Australians Won’t Use Libra, Believes Central Bank
The Reserve Bank of Australia (RBA) has expressed doubt over whether cryptocurrencies, including Libra and central bank digital currencies (CBDCs), will ever become viable solutions.
In a submission (pdf) to the Select Committee on Financial Technology and Regulatory Technology just before Christmas, RBA officials were skeptical that cryptocurrencies, in their current and future forms, would ever replace government-issued money.
Although newer initiatives like Libra and CBDCs could promote financial inclusion, the bank’s current assessment is that innovation in the broader fintech space will make these solutions redundant.
“In Australia, it is unclear that there will be strong demand for global stablecoins even if they do meet all regulatory requirements, particularly for domestic payments,” reads the submission. “Australia is already well served by a range of low-cost and efficient real-time payment methods, such as the NPP [New Payments Platform] that utilize funds held in accounts at prudentially supervised financial institutions.”
In 2018, the RBA established an in-house research team to better evaluate new technologies for the country’s payments system. That includes central bank digital currencies, where the team has trialled a “wholesale settlement system” on a private ethereum network, to better understand whether tokens could create efficiencies in issuing currency to commercial banks.
CBDCs have seen support from some central bankers, including Christine Lagarde and Mark Carney. The People’s Bank of China (PBOC) is currently putting its “digital yuan” through real-world tests ahead of public issuance sometime in the future.
But the RBA believes a “digital Australian dollar” would be an unnecessary disruption to the existing financial system, particularly for retail use. The bank cites research by accounting firm Ernst & Young that also found a CBDC would be the “least effective” solution for promoting growth in the Australian fintech sector.

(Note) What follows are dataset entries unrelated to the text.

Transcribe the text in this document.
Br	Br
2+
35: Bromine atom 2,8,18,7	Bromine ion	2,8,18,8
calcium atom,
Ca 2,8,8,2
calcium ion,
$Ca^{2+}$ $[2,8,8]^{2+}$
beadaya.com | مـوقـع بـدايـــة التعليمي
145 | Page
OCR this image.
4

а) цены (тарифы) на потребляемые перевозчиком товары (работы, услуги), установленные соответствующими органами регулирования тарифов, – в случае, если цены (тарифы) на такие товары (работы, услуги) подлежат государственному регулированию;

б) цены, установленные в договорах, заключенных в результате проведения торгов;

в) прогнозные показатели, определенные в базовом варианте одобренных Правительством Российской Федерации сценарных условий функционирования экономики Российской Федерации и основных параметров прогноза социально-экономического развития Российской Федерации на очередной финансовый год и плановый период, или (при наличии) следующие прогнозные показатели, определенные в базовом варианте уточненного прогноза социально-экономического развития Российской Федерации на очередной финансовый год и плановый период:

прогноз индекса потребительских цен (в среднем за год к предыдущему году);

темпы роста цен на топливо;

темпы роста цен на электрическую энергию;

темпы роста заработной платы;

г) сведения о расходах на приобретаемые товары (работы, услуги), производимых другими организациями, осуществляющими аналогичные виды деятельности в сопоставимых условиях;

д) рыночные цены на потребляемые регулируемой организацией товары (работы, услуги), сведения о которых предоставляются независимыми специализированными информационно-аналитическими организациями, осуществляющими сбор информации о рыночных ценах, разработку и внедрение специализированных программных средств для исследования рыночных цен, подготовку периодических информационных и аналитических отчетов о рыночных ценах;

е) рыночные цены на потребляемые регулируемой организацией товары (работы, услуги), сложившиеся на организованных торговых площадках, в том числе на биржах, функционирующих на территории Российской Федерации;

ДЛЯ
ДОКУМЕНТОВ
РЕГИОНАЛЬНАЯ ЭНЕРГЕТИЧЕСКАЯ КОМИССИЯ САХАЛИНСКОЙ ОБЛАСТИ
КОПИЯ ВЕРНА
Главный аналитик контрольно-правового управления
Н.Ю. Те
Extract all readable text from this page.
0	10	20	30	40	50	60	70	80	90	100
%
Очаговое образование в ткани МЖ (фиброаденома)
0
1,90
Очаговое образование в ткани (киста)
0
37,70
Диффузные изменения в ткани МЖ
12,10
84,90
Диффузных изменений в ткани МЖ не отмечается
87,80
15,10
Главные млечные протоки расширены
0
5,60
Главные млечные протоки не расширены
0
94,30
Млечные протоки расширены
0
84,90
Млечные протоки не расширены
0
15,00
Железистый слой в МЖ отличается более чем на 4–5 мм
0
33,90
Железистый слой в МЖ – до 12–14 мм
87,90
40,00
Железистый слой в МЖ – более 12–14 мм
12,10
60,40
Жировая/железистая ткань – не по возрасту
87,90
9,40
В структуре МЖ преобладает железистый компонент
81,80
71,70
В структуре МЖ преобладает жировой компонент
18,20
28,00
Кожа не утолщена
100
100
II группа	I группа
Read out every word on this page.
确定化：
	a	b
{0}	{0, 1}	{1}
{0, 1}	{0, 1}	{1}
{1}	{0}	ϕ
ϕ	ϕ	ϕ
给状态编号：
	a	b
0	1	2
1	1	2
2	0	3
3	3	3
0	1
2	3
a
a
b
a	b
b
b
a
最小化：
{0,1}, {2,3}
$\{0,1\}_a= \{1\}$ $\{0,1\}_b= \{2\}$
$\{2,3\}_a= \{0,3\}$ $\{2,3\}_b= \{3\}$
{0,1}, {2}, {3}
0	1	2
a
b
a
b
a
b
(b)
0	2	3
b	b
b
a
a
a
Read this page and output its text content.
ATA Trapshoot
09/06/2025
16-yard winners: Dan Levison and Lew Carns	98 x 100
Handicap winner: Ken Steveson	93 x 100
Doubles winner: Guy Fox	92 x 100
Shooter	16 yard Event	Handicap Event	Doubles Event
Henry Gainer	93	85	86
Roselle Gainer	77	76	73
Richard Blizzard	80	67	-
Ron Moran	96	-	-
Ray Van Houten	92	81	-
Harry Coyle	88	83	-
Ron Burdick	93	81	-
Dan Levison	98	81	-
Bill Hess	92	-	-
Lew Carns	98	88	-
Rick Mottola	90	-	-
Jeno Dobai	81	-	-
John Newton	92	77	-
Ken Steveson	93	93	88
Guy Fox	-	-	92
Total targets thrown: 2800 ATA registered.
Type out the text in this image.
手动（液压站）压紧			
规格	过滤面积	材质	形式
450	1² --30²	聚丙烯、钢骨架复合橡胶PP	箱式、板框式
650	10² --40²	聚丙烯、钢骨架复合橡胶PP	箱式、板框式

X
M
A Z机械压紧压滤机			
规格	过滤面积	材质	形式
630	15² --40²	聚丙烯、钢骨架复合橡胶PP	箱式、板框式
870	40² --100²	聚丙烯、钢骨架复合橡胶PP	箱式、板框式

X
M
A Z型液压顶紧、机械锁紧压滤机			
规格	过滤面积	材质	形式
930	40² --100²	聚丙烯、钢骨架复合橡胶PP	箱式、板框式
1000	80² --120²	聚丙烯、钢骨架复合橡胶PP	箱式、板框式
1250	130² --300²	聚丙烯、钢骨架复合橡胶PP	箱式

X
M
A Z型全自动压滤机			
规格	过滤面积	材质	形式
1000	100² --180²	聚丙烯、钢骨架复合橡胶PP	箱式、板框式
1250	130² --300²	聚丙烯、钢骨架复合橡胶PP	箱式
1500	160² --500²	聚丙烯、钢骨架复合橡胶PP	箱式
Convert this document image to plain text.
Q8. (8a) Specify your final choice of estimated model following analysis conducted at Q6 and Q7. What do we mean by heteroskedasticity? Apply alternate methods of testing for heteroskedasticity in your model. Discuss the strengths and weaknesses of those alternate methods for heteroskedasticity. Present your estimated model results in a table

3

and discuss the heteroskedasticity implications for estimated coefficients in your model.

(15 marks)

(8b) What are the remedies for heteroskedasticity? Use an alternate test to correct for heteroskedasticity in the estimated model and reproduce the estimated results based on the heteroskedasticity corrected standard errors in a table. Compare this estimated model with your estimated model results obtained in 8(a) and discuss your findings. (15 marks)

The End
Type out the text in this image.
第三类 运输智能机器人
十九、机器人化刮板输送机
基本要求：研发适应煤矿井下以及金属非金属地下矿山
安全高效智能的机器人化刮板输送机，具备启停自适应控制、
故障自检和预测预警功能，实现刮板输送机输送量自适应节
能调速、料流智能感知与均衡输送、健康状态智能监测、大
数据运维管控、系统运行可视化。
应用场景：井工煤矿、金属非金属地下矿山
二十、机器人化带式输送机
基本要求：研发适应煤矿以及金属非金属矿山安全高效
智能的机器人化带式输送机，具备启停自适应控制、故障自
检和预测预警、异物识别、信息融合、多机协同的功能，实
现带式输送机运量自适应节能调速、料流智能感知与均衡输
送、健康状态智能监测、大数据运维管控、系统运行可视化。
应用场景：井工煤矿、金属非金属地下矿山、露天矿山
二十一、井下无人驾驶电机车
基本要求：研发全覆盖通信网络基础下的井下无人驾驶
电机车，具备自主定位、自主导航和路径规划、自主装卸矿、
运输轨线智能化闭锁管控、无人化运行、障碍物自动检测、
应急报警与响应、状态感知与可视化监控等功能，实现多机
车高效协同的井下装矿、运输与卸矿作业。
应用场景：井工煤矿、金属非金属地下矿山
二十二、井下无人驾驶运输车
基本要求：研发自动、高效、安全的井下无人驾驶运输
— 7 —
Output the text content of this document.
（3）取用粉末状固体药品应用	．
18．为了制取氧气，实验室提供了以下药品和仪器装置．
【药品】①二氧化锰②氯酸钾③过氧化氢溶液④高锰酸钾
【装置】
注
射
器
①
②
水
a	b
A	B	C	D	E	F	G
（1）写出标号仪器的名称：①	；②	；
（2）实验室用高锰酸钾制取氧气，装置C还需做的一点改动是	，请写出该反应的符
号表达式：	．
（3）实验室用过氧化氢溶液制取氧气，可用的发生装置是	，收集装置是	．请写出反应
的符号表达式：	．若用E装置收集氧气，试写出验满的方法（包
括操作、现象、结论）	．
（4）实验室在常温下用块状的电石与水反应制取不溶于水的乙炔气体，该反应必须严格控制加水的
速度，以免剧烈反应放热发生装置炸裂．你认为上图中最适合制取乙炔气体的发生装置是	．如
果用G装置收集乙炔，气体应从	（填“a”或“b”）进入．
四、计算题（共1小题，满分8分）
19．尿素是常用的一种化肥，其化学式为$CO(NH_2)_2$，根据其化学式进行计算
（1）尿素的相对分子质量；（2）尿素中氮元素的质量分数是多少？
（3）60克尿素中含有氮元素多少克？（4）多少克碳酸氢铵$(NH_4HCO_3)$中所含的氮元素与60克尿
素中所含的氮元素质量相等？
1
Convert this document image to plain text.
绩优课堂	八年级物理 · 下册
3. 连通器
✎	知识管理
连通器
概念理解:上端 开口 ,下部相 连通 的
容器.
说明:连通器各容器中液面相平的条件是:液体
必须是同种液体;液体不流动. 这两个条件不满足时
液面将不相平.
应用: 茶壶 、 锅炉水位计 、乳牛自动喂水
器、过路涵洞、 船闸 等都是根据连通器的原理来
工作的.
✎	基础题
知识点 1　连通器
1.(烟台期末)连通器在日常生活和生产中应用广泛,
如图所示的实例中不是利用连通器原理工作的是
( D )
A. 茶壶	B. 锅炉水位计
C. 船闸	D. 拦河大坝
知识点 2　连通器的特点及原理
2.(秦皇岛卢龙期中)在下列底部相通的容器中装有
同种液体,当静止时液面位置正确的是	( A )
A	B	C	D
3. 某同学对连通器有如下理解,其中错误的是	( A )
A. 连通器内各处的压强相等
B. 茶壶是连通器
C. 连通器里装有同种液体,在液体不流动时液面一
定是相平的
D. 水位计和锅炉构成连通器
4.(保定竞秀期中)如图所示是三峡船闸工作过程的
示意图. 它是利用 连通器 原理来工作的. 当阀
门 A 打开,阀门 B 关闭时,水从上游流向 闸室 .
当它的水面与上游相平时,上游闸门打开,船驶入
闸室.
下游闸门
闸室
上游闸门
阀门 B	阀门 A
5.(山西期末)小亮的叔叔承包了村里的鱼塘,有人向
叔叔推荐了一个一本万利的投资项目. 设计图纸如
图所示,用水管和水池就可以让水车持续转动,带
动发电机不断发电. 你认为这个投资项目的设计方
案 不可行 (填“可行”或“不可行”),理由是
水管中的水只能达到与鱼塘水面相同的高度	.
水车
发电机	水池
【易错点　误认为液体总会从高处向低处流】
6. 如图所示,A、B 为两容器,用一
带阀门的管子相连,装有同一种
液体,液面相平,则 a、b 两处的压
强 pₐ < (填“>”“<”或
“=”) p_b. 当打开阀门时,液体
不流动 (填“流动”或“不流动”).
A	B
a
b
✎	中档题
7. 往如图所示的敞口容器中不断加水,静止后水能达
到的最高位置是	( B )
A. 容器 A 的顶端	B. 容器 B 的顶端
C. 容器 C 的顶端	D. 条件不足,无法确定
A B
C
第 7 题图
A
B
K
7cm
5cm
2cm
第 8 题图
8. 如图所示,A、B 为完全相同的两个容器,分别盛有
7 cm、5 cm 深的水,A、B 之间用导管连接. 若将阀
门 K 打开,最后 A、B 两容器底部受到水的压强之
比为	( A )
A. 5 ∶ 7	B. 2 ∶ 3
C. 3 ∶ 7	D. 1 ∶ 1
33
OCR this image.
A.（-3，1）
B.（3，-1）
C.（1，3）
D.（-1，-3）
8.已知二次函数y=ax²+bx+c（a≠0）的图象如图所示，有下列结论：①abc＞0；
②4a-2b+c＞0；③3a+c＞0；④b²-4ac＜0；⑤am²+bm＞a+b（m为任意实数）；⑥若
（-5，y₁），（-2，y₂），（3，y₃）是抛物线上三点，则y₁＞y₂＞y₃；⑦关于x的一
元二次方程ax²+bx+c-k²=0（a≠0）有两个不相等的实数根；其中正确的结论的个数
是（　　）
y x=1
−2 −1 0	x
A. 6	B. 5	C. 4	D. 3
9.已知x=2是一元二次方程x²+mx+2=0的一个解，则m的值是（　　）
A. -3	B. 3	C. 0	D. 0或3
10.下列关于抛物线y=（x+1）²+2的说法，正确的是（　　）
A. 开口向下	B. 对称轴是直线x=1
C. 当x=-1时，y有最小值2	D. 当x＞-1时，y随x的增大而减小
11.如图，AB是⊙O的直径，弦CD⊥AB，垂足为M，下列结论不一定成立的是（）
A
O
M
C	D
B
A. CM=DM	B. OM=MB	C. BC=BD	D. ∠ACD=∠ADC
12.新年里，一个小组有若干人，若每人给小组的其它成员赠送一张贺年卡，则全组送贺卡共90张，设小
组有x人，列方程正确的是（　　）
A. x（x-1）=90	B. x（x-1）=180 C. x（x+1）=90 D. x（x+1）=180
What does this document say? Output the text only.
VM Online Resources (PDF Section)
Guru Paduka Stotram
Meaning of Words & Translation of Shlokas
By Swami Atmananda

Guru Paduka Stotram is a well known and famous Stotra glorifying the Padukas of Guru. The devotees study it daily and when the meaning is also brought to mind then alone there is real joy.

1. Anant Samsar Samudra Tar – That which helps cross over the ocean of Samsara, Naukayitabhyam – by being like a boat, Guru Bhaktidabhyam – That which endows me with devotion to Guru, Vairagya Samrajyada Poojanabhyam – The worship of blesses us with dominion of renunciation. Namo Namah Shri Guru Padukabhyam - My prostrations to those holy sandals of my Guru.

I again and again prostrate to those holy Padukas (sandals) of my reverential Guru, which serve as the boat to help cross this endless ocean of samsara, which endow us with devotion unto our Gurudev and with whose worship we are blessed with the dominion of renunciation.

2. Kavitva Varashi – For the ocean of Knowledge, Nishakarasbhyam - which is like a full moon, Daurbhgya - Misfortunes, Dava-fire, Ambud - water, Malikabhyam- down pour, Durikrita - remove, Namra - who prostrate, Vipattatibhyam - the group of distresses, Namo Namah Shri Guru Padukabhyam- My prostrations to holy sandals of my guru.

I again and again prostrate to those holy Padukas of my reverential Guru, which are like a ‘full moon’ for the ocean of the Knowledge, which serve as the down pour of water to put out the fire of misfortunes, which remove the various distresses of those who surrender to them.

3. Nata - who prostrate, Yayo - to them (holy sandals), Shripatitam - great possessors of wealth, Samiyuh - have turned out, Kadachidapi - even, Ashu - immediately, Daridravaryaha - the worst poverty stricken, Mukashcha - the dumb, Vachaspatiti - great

Following years of watching the asset-class, the RBA remains unconvinced about the future of cryptocurrencies. Most are rarely used or accepted as payment, despite some being around for nearly a decade; their price volatility makes them popular with speculators, rather than with ordinary citizens. This “explains why [cryptocurrencies] have not become widely used in Australia as a means of payment,” reads the RBA submission.
Although the Australia government has trialled various solutions, including a token by its bullion mint that allows investors to trade and settle gold in real-time, it has adopted a fairly skeptical view to cryptocurrencies overall.
The chief digital officer of the Digital Transformation Agency (DTA) said last year that although blockchain was “interesting,” it had been overhyped by the industry. The RBA’s governor, Philip Lowe, said last summer he didn’t see what role the newly launched Libra project would fill in a country that already has an efficient electronic payment system.
Conventional systems include the NPP, which launched in 2018 to provide Australian citizens with a real-time solution that allows users to send transactions using a phone number or email address. Although it had been backed by the central bank, uptake has been low with only a handful of commercial banks currently support the platform. An RBA report in June 2019 described the rollout as “disappointing.”